Second brands would have greatly helped IBM, Dell, Sony, Motorola and others.

But second brands are something big companies rarely launch.

Big companies launch brands like IBM-PC jr not new brands like Lexus.


Great post. I wonder what Dell's market share in "business desktops" was before they started expanding. If their market share was over 35% why not expand into other markets. But only with new brands.

If you have the resources and the patience to enter the new markets I would go for it. Or simply buy other start-up brands that are starting to gain momentum.

Will public companies ever be able to fight off the pressure of Wall Street? Sooner or later sales will slow (Starbucks) and the intense pressure will follow.

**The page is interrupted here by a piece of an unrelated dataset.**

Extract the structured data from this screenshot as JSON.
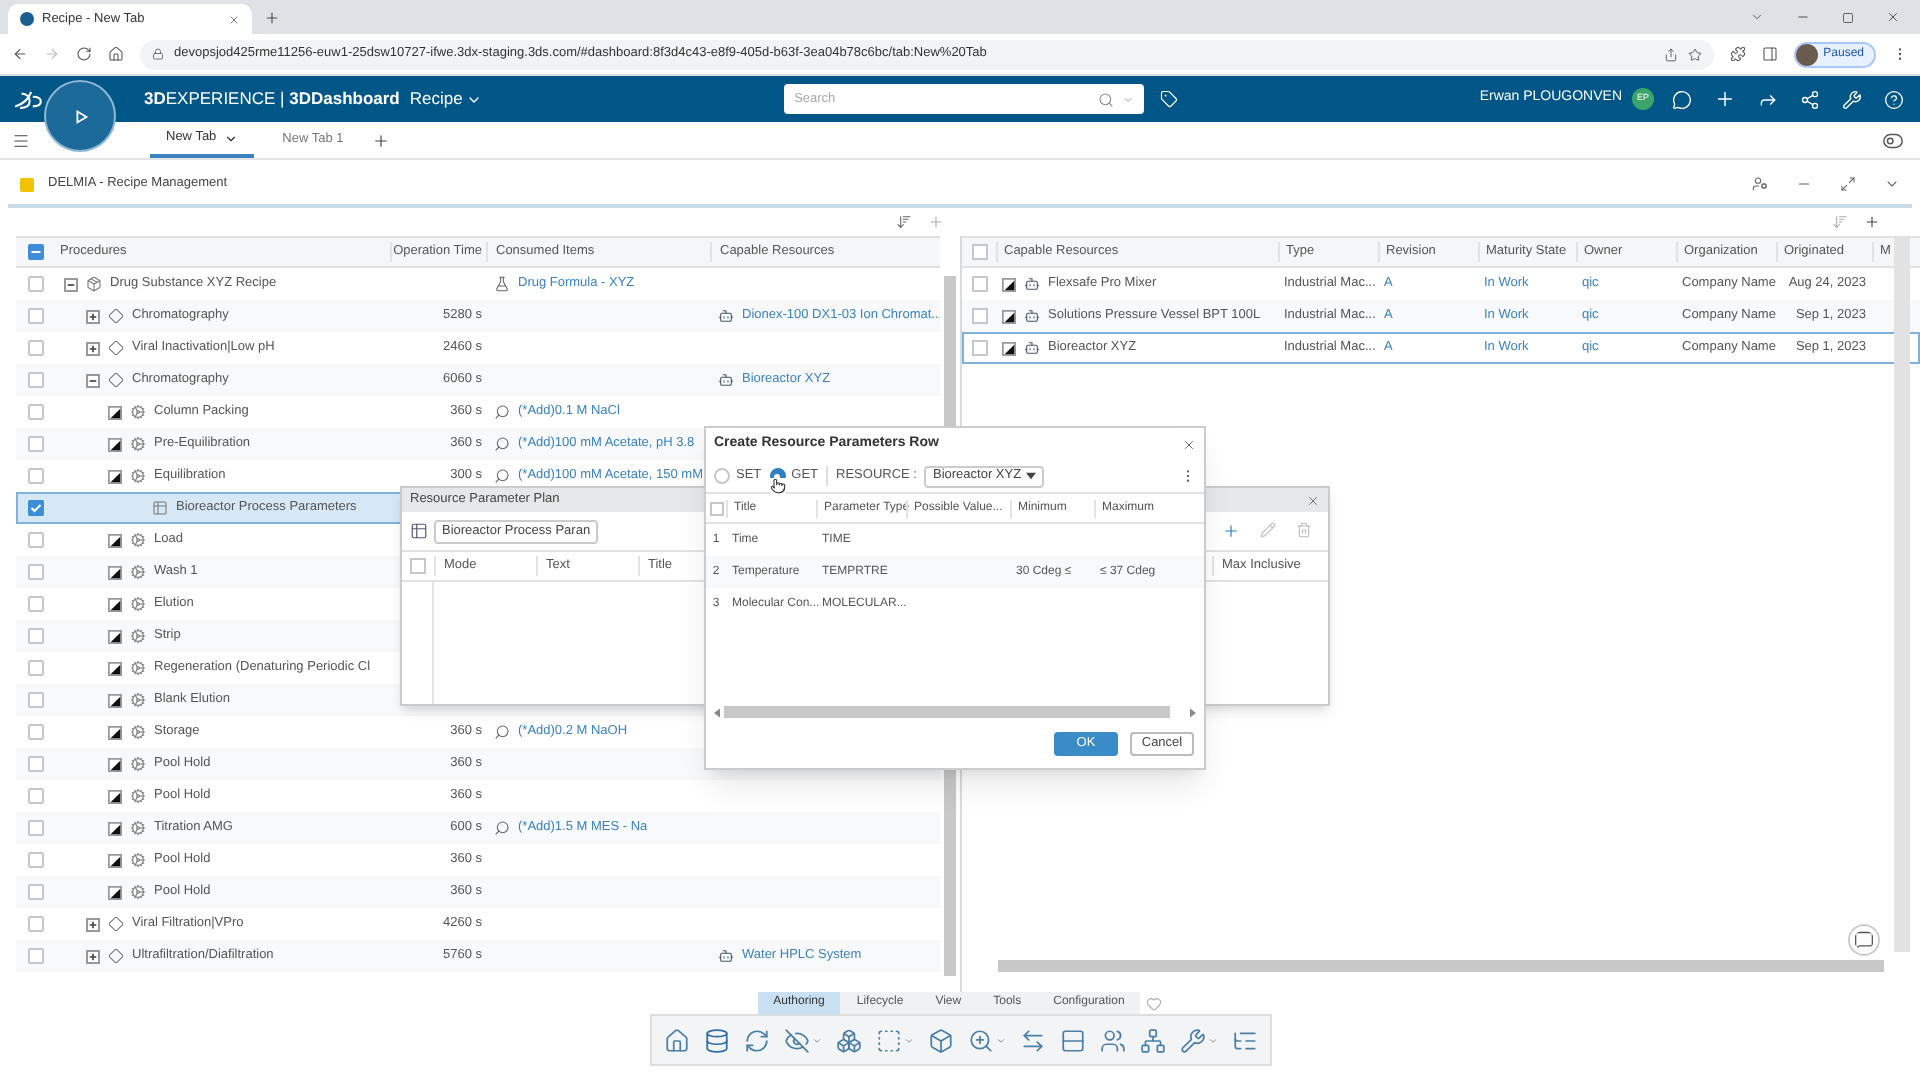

But still, congrats to the college dropout Michael Dell for beating the other big brands before he was met with the Law of Success.

Charles Jolley

Totally agree with you on the diagnosis of Dell's problems.

I think the question a Dell exec would ask then is: OK, so once we own the "direct sales to business" market segment, where do we turn next for growth if we can't expand our brand?

To me the big conflict is between the marketing mantra of focus and the drive from Wall Street to continue rapid growth, even once you dominate your target segment.

If you could go back to meet with the Dell execs before they pushed into consumers but could foresee slowing growth in their main business (assume due to market saturation), what would you suggest that they do?